Provenance describes the origin of an object. Data provenance refers to the knowledge of where data originate, where they were collected, by whom, for what reason, and similar aspects that help to understand how the data were originally gathered, processed and altered. In daily use, the term “data provenance” refers to a record trail that accounts for the origin of a piece of data (in a database, document or repository) together with an explanation of how and why it got to the present place (Encyclopedia of Database Systems, pp 608-608). You can also call it the process of keeping records of changes in the data. The need for Data Provenance increases as the reuse of datasets becomes more common in research. The term was originally mostly used in relation to works of art, but is now used in similar senses in a wide range of fields (Wikipedia).

Researchers regularly use a lab notebook or a journal to document their hypotheses, experiments and initial analysis or interpretation of these experiments. If you manually change data in a dataset, this should also be documented. Sometimes records of changes in data can be kept by adding notes to programmes or scripts that are used.
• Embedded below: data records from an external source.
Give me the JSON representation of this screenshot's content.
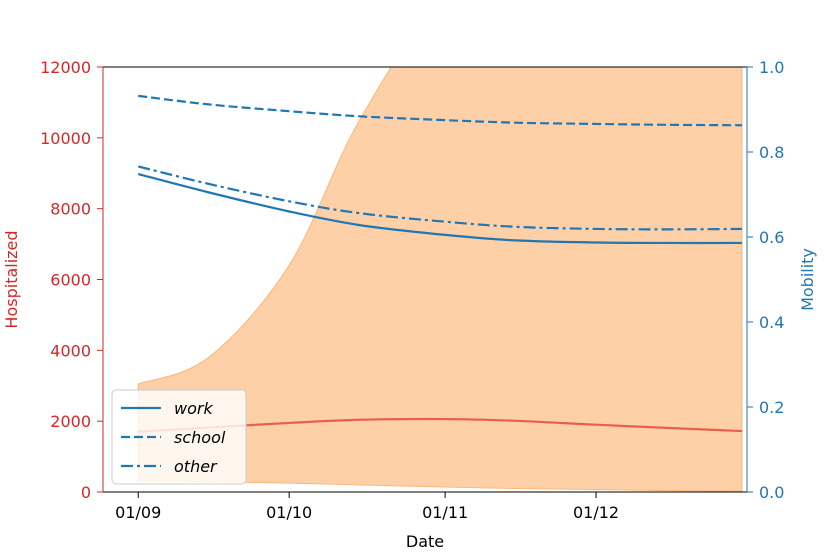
{
  "chart_data": {
    "type": "line",
    "xlabel": "Date",
    "ylabel_left": "Hospitalized",
    "ylabel_right": "Mobility",
    "x_ticks": [
      "01/09",
      "01/10",
      "01/11",
      "01/12"
    ],
    "x_tick_dates": [
      "2020-09-01",
      "2020-10-01",
      "2020-11-01",
      "2020-12-01"
    ],
    "x_range": [
      "2020-08-25",
      "2020-12-31"
    ],
    "y_left_range": [
      0,
      12000
    ],
    "y_left_ticks": [
      "0",
      "2000",
      "4000",
      "6000",
      "8000",
      "10000",
      "12000"
    ],
    "y_right_range": [
      0,
      1.0
    ],
    "y_right_ticks": [
      "0.0",
      "0.2",
      "0.4",
      "0.6",
      "0.8",
      "1.0"
    ],
    "grid": false,
    "legend_position": "lower-left",
    "colors": {
      "left_axis": "#d62728",
      "right_axis": "#1f77b4",
      "hospitalized_line": "#e8604c",
      "band_fill": "#fdd0a8",
      "band_edge": "#f9b878",
      "mobility": "#1f77b4"
    },
    "hospitalized": {
      "axis": "left",
      "dates": [
        "2020-09-01",
        "2020-09-15",
        "2020-10-01",
        "2020-10-15",
        "2020-11-01",
        "2020-11-15",
        "2020-12-01",
        "2020-12-15",
        "2020-12-30"
      ],
      "values": [
        1700,
        1820,
        1950,
        2040,
        2060,
        2010,
        1900,
        1810,
        1720
      ],
      "band_lower": [
        320,
        290,
        250,
        200,
        140,
        100,
        70,
        40,
        20
      ],
      "band_upper": [
        3050,
        3800,
        6400,
        10500,
        14000,
        14000,
        14000,
        14000,
        14000
      ]
    },
    "series": [
      {
        "name": "work",
        "style": "solid",
        "axis": "right",
        "dates": [
          "2020-09-01",
          "2020-09-15",
          "2020-10-01",
          "2020-10-15",
          "2020-11-01",
          "2020-11-15",
          "2020-12-01",
          "2020-12-15",
          "2020-12-30"
        ],
        "values": [
          0.748,
          0.705,
          0.66,
          0.628,
          0.605,
          0.592,
          0.587,
          0.586,
          0.586
        ]
      },
      {
        "name": "school",
        "style": "dashed",
        "axis": "right",
        "dates": [
          "2020-09-01",
          "2020-09-15",
          "2020-10-01",
          "2020-10-15",
          "2020-11-01",
          "2020-11-15",
          "2020-12-01",
          "2020-12-15",
          "2020-12-30"
        ],
        "values": [
          0.932,
          0.912,
          0.896,
          0.884,
          0.875,
          0.869,
          0.866,
          0.864,
          0.863
        ]
      },
      {
        "name": "other",
        "style": "dashdot",
        "axis": "right",
        "dates": [
          "2020-09-01",
          "2020-09-15",
          "2020-10-01",
          "2020-10-15",
          "2020-11-01",
          "2020-11-15",
          "2020-12-01",
          "2020-12-15",
          "2020-12-30"
        ],
        "values": [
          0.766,
          0.725,
          0.684,
          0.656,
          0.636,
          0.624,
          0.619,
          0.618,
          0.619
        ]
      }
    ]
  }
}
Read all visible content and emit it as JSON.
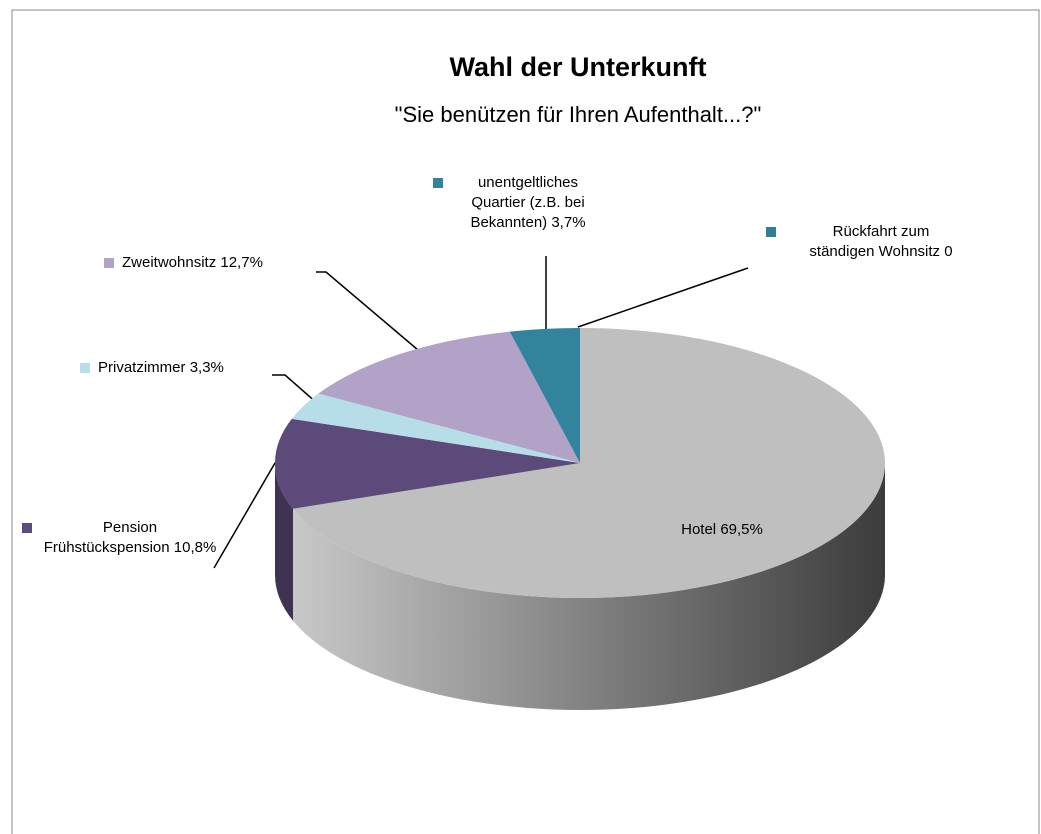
{
  "chart_data": {
    "type": "pie3d",
    "title": "Wahl der Unterkunft",
    "subtitle": "\"Sie benützen für Ihren Aufenthalt...?\"",
    "categories": [
      "Hotel",
      "Pension Frühstückspension",
      "Privatzimmer",
      "Zweitwohnsitz",
      "unentgeltliches Quartier (z.B. bei Bekannten)",
      "Rückfahrt zum ständigen Wohnsitz"
    ],
    "values": [
      69.5,
      10.8,
      3.3,
      12.7,
      3.7,
      0
    ],
    "value_labels": [
      "69,5%",
      "10,8%",
      "3,3%",
      "12,7%",
      "3,7%",
      "0"
    ],
    "colors": [
      "#bfbfbf",
      "#5c4a7a",
      "#b7dde8",
      "#b3a2c7",
      "#31849b",
      "#2e7f93"
    ]
  }
}
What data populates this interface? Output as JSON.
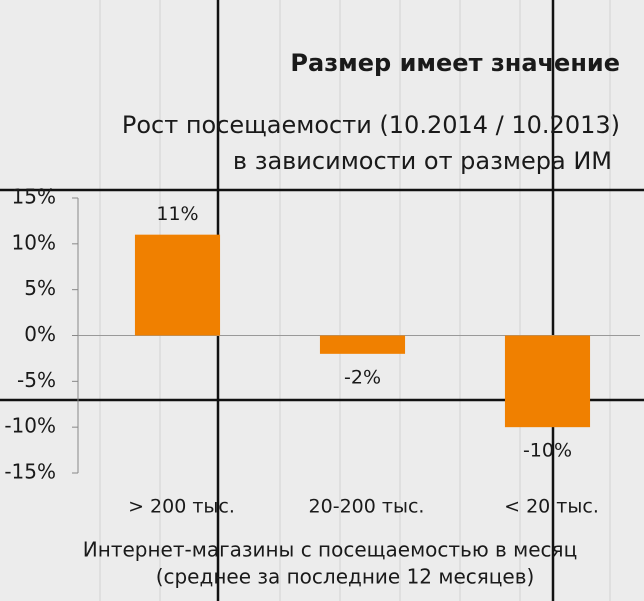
{
  "chart_data": {
    "type": "bar",
    "title": "Размер имеет значение",
    "subtitle": [
      "Рост посещаемости (10.2014 / 10.2013)",
      "в зависимости от размера ИМ"
    ],
    "categories": [
      "> 200 тыс.",
      "20-200 тыс.",
      "< 20 тыс."
    ],
    "values": [
      11,
      -2,
      -10
    ],
    "value_labels": [
      "11%",
      "-2%",
      "-10%"
    ],
    "color": "#f08000",
    "ylim": [
      -15,
      15
    ],
    "yticks": [
      {
        "value": -15,
        "label": "-15%"
      },
      {
        "value": -10,
        "label": "-10%"
      },
      {
        "value": -5,
        "label": "-5%"
      },
      {
        "value": 0,
        "label": "0%"
      },
      {
        "value": 5,
        "label": "5%"
      },
      {
        "value": 10,
        "label": "10%"
      },
      {
        "value": 15,
        "label": "15%"
      }
    ],
    "xlabel": [
      "Интернет-магазины с посещаемостью в месяц",
      "(среднее за последние 12 месяцев)"
    ]
  }
}
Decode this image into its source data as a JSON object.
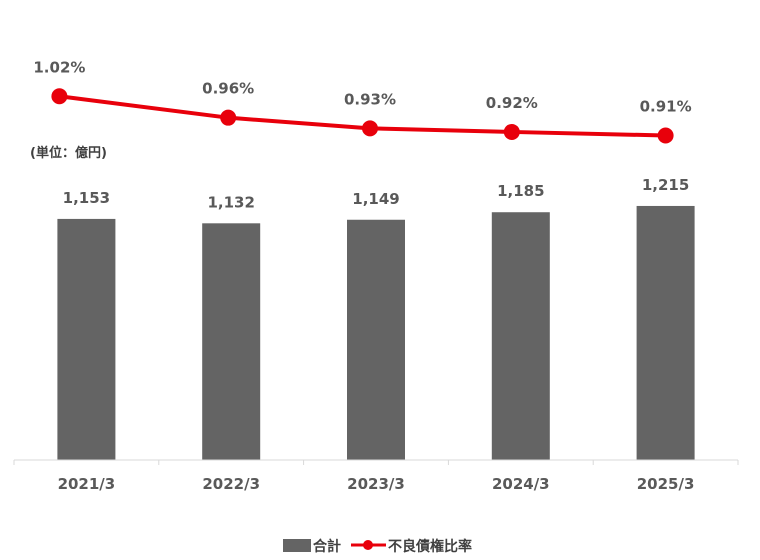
{
  "chart_data": {
    "type": "bar+line",
    "unit_note": "(単位：億円)",
    "categories": [
      "2021/3",
      "2022/3",
      "2023/3",
      "2024/3",
      "2025/3"
    ],
    "series": [
      {
        "name": "合計",
        "type": "bar",
        "values": [
          1153,
          1132,
          1149,
          1185,
          1215
        ],
        "labels": [
          "1,153",
          "1,132",
          "1,149",
          "1,185",
          "1,215"
        ],
        "color": "#646464"
      },
      {
        "name": "不良債権比率",
        "type": "line",
        "values": [
          1.02,
          0.96,
          0.93,
          0.92,
          0.91
        ],
        "labels": [
          "1.02%",
          "0.96%",
          "0.93%",
          "0.92%",
          "0.91%"
        ],
        "color": "#e8000b"
      }
    ],
    "bar_axis_range": [
      0,
      2200
    ],
    "line_axis_range": [
      0.0,
      1.29
    ],
    "grid": false,
    "legend": "bottom-center"
  }
}
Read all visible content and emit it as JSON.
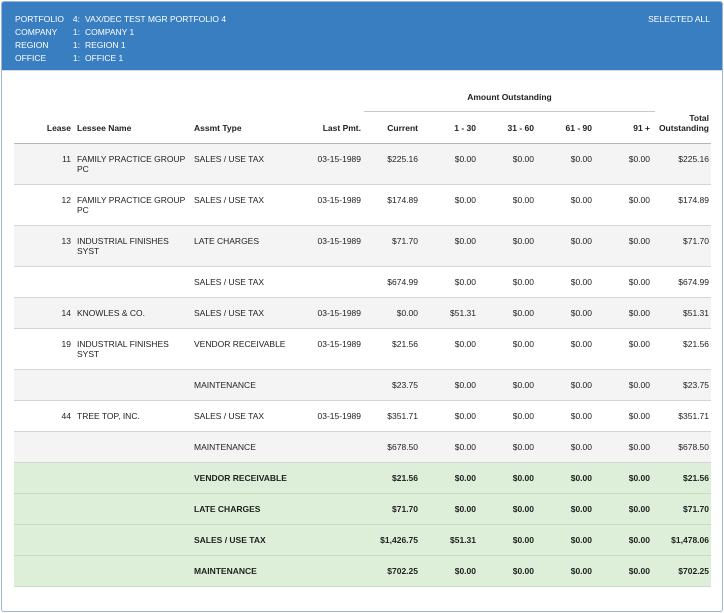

Electronic Lab Journals or Electronic Lab Notebooks are used to meticulously describe and document the process of analysis. Mostly used used in a laboratory environment,; biolab, chemical lab, etc.
For computational analyses, Computational Notebooks like Jupyter notebook are used, where you can describe the analysis steps alongside the computer code in different languages like Python, R, Spark, etc. It is important to document steps and changes in your code by writing comments. This way, others and future you can understand how your code works.
The Open Science Framework connects different storage types you already use (SURFdrive, Dataverse, etc) and logs automatically all changes of all the steps you make while you progress. With the fine grained history-log and version control system of OSF, you can see all steps you made. You can store and archive the whole provenance trail for citable reproducibility.

Finally, when a dataset contains personal data, data provenance can help researchers to understand the specifics and the context in which the data were gathered, also to be able to assess whether or not the informed consent given for the first research, is applicable.

For every step of your data analysis, good data documentation is necessary.